Conversion: Ancient prison went from pagan to sacred Christian site

VATICAN CITY – Tradition holds that St. Peter was jailed in Rome’s maximum security Mamertine Prison before he was crucified upside down and buried on the hill where St. Peter’s Basilica was later built.

And now after recent excavations in Rome’s oldest prison, archaeologists say they have uncovered evidence that, while not providing direct proof, does support that belief.

The prison, which lies beneath the Church of St. Joseph of the Carpenters facing the Roman Forum, was closed for the past year as experts dug up old floors and picked away plaster.

They found and restored a 14th-century fresco of Jesus with his arm around a smiling St. Peter and an 11th-century fresco of Jesus with the oldest known image of the Campidoglio, Rome’s city hall, behind him.

Patrizia Fortini from the city of Rome’s department of archaeological heritage led the excavation and restoration project. She told journalists July 27 they found proof that the site had been a place for venerating St. Peter by the seventh century, lending support to historical accounts that he had been incarcerated there.

The prison has two levels: the upper chamber called the “Carcer” and the lower chamber called the “Tullianum,” which was built in the sixth century B.C.

In the Tullianum, Fortini said, they found “traces of a basin that must have been where water was collected – water which, according to tradition, sprang forth after St. Peter pounded on the stone floor.”

Tradition holds that after he miraculously made the water gush forth, he converted and baptized his two prison guards as well as 47 others while he was imprisoned there.

Near the basin, archaeologists found a trough which, centuries later, the faithful may have used to sprinkle themselves with water, she said.

The stone walls had been painted, she said, but time and humidity took their toll.

There is only one small fresco left in a dark corner under the stairs. The ninth-century image, discovered in 2000, shows the outline of the hand of God emerging from a white cloud as he points down toward Earth.

A portion of the marble column, which tradition says Sts. Peter and Paul were chained to, stands next to a simple altar.

One of the most interesting finds, Fortini said, was discovering what the Tullianum had been used for in pre-Christian, pagan Rome.

Experts removed old brick and wooden floors, digging down to the original stone floor.

Scholars had believed the domed prison was a cistern or a monumentalized fountain of sorts. Instead, Fortini said it had been “an ancient place of worship” specifically devoted to a water divinity such as “a nymph of underground water.”

They found ancient remnants of votive offerings to the deity, things such as small burned animal bones and floral or vegetable matter dating from between the fifth and third centuries B.C.

From the ancient pagan Romans to early Christians, “this place was always venerated. It never lost its sacredness,” Fortini said.

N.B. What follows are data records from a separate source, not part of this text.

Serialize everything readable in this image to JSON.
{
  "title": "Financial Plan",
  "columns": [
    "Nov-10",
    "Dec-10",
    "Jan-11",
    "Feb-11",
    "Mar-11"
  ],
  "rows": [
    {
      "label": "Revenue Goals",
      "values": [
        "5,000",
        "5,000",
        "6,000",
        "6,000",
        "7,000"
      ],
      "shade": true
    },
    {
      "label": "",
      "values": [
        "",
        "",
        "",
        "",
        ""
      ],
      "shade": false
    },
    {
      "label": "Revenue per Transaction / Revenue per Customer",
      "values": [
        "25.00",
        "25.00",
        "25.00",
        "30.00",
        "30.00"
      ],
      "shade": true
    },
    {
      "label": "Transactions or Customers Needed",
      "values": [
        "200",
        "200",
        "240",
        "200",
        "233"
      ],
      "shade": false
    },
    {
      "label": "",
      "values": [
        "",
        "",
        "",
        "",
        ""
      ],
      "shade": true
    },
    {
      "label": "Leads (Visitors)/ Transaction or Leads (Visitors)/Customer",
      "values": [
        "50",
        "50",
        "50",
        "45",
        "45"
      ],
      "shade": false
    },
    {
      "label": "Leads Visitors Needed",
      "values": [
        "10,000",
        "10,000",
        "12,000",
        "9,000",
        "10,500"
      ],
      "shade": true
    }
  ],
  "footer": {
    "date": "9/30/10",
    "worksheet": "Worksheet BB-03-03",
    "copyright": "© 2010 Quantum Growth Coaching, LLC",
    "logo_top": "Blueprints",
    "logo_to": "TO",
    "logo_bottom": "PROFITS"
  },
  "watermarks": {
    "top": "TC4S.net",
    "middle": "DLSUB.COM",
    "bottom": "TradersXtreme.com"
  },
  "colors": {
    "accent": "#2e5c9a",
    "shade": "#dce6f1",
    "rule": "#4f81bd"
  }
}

It may seem odd, however, that the ancient Romans took a sacred pagan spot for venerating the life-giving and healing powers of water and turned it into a dungeon.

Fortini said the underground water spring also conjured up many negative and dangerous scenarios. For example, in pagan Rome it was thought the spring provided a direct channel to the netherworld, she said.

Archaeologists found an ancient borehole going 5 feet into the ground. The borehole “put the inhabited world into contact with the underworld and, therefore, there was the possibility of having contact with the beyond somehow,” she said.

Enemies of the Roman Empire were thrown into the watery pit of the Tullianium through a hole in the upper chamber of the Carcer. Romans believed the prisoners would then be carried away or just disappear into the netherworld – a fate worse than death, she said.

The structure was used a prison until the fourth century, when Pope Sylvester I officially made it place of worship and named it “San Pietro in Carcere” (St. Peter in Prison) in 314.

The Church of St. Joseph was built atop the former prison complex in 1598.

The project to study and restore the Mamertine Prison was a cooperative effort of Rome’s department of archaeological heritage, the Rome diocesan Committee for Sacred Art and Cultural Heritage and the diocesan-related travel agency, Opera Romana Pellegrinaggi.

After the Mamertine Prison reopened to the public at the end of June, the Opera Romana incorporated it into a new tour called “Roma Cristiana Experience,” which was presented to journalists July 27.

Pilgrims hop on a methane gas-powered minibus leaving St. Peter’s Square every 20 minutes and take a scenic route through Rome to the Mamertine Prison for a tour.

The tour is meant to help people deepen their faith and recognize the site’s spiritual heritage: its successive conversion from being a sacred pagan spring, to being a dank place of suffering and death, and finally, after St. Peter made the waters pour forth, to becoming a place of renewal and rebirth.